The Structural Adjustment Programs (SAPs) of the 1980s-90s imposed by the World Bank and the International Monetary Fund dismantled marketing boards, eliminated price guarantees, closed entire research and extension systems, broke down tariffs, and deregulated agricultural markets. Southern countries were flooded with subsidized grain from the U.S. and Europe that was sold at prices far under the costs of production. This destroyed national agricultural markets and tied southern food security to global markets dominated by rich northern countries and companies.
The World Bank and the IMF pressured African countries to abandon local, sustainable, small farm agriculture, which was seen as unproductive. Development policies pushed people to urban areas where they were to provide labor to industry. The theory: African industrial agriculture would produce export crops (coffee, cacao, cotton) to pay off their foreign debt, and Africans would use revenues from industry to import their food. The bank told Africans that this development strategy would result in increased family incomes and economic security, leading to lower population growth rates. The strategy failed, horribly.

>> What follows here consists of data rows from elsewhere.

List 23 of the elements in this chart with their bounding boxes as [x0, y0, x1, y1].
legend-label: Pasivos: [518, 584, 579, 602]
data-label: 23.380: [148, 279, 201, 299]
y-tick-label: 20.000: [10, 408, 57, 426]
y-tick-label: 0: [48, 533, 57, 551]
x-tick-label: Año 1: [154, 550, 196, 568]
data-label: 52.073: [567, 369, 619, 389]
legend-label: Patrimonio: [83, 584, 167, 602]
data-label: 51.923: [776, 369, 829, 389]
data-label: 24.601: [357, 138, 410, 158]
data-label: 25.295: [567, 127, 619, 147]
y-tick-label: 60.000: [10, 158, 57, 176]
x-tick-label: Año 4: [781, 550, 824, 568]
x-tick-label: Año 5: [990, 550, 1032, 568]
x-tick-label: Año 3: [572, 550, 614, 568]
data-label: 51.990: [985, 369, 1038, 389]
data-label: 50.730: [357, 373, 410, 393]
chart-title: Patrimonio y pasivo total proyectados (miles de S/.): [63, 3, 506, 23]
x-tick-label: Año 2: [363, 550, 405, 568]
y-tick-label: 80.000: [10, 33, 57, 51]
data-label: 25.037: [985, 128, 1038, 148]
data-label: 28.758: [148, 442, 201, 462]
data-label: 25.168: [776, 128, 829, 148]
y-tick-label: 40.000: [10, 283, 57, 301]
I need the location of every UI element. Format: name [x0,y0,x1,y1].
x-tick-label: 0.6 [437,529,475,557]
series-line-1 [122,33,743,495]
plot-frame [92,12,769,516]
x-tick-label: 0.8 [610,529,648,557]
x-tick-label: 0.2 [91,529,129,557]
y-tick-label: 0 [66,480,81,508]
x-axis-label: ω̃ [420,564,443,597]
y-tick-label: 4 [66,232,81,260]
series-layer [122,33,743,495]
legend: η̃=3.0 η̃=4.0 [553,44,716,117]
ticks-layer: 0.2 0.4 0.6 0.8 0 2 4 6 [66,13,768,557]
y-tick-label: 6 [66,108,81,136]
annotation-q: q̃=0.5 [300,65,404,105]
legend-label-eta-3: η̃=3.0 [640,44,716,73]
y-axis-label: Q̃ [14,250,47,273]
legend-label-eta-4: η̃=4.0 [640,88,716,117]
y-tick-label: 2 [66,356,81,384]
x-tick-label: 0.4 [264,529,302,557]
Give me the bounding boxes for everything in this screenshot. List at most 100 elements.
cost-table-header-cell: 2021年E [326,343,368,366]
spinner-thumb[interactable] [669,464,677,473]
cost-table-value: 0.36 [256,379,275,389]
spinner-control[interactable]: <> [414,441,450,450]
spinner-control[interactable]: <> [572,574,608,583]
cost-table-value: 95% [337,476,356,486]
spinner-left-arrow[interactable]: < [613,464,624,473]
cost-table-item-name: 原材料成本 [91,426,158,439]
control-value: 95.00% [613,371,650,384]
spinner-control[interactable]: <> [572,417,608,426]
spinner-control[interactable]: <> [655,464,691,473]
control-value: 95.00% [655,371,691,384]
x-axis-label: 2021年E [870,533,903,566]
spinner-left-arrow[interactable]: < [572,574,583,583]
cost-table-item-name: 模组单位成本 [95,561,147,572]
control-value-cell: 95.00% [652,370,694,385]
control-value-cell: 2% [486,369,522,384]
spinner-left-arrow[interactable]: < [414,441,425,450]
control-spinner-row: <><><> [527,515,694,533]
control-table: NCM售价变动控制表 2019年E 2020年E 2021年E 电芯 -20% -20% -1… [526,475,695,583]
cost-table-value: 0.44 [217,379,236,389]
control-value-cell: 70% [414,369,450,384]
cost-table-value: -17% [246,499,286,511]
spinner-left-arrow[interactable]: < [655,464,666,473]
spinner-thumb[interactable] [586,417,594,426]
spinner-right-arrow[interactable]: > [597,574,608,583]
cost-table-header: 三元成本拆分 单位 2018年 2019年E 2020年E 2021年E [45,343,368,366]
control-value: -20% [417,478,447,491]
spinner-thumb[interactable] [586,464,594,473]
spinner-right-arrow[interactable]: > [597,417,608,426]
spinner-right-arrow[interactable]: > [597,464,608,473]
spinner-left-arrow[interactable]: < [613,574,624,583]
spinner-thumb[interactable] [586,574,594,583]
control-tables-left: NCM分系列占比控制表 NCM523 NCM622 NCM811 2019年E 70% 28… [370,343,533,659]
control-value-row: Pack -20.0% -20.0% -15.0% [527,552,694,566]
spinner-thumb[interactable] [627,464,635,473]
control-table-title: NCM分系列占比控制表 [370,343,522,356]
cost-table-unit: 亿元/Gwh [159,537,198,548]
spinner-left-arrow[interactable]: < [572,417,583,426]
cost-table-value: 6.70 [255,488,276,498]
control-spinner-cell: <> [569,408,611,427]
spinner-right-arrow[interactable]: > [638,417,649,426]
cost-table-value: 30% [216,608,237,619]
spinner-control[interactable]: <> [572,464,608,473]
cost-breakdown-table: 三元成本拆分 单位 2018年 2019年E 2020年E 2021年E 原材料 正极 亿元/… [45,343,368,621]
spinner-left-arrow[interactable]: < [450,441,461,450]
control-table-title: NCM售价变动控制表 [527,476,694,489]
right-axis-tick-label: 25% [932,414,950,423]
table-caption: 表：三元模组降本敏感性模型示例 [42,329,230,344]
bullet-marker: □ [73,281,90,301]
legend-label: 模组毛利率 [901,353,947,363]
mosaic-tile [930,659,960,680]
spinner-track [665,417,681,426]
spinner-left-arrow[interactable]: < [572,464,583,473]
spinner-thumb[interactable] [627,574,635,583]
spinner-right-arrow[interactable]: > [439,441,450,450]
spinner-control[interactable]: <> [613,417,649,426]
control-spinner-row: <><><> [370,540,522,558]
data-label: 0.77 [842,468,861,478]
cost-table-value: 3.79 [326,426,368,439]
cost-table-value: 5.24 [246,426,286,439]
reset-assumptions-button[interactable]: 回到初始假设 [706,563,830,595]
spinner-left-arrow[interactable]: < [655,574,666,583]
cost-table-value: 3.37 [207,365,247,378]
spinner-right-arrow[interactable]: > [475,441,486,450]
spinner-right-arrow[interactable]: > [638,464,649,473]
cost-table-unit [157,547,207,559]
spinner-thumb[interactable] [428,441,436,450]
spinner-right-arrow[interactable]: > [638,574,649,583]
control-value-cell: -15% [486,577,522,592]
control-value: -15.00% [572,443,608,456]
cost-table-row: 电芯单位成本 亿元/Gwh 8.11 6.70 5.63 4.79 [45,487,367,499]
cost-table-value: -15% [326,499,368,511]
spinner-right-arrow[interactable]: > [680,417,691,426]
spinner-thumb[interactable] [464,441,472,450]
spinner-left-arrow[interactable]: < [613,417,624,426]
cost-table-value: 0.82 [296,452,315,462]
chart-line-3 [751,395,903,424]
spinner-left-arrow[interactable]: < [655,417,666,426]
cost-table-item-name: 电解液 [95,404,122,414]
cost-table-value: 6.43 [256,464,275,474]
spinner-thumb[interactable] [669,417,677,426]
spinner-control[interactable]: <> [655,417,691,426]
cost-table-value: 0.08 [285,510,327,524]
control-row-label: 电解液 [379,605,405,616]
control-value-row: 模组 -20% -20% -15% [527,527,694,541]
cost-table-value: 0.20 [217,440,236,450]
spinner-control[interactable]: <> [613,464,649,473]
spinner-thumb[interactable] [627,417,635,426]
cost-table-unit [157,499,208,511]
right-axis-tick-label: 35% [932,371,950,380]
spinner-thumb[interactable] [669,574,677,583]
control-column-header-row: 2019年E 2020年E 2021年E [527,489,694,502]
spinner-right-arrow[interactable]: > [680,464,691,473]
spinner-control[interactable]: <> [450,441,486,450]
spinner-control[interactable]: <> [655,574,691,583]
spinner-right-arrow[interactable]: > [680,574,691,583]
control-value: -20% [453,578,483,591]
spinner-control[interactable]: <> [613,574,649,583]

There is no shortage of proven, equitable, and sustainable alternatives to the current industrial practices and corporate monopolies holding the world’s food hostage, and there are millions of people in the food justice movement working to advance these alternatives. The need is to democratize our food system in order to ensure equity and sustainability. This will require a social change in the way we manage food. We must reduce the political influence of the industrial agri-foods complex and reject official prescriptions for solving the world food crisis which call for more of the same policies that caused the crisis in the first place: e.g., more subsidies, greater reliance on food aid, more “free” trade, more fertilizers/additives/chemicals, and more Green Revolutions aka “gene revolutions.”
Expecting the institutions that built the current food system to solve the food crisis is ludicrous. So at the very least they should donate some of their time and expansive profits to charity. More corporate welfare and more technological gimmicks are happy meal news for an industrial foods complex seeking to ensure windfall profits and further consolidate monopoly power, but it will do nothing to end hunger in Africa or in our own country, as these food giants are not capable of re-structuring our inequitable global food system.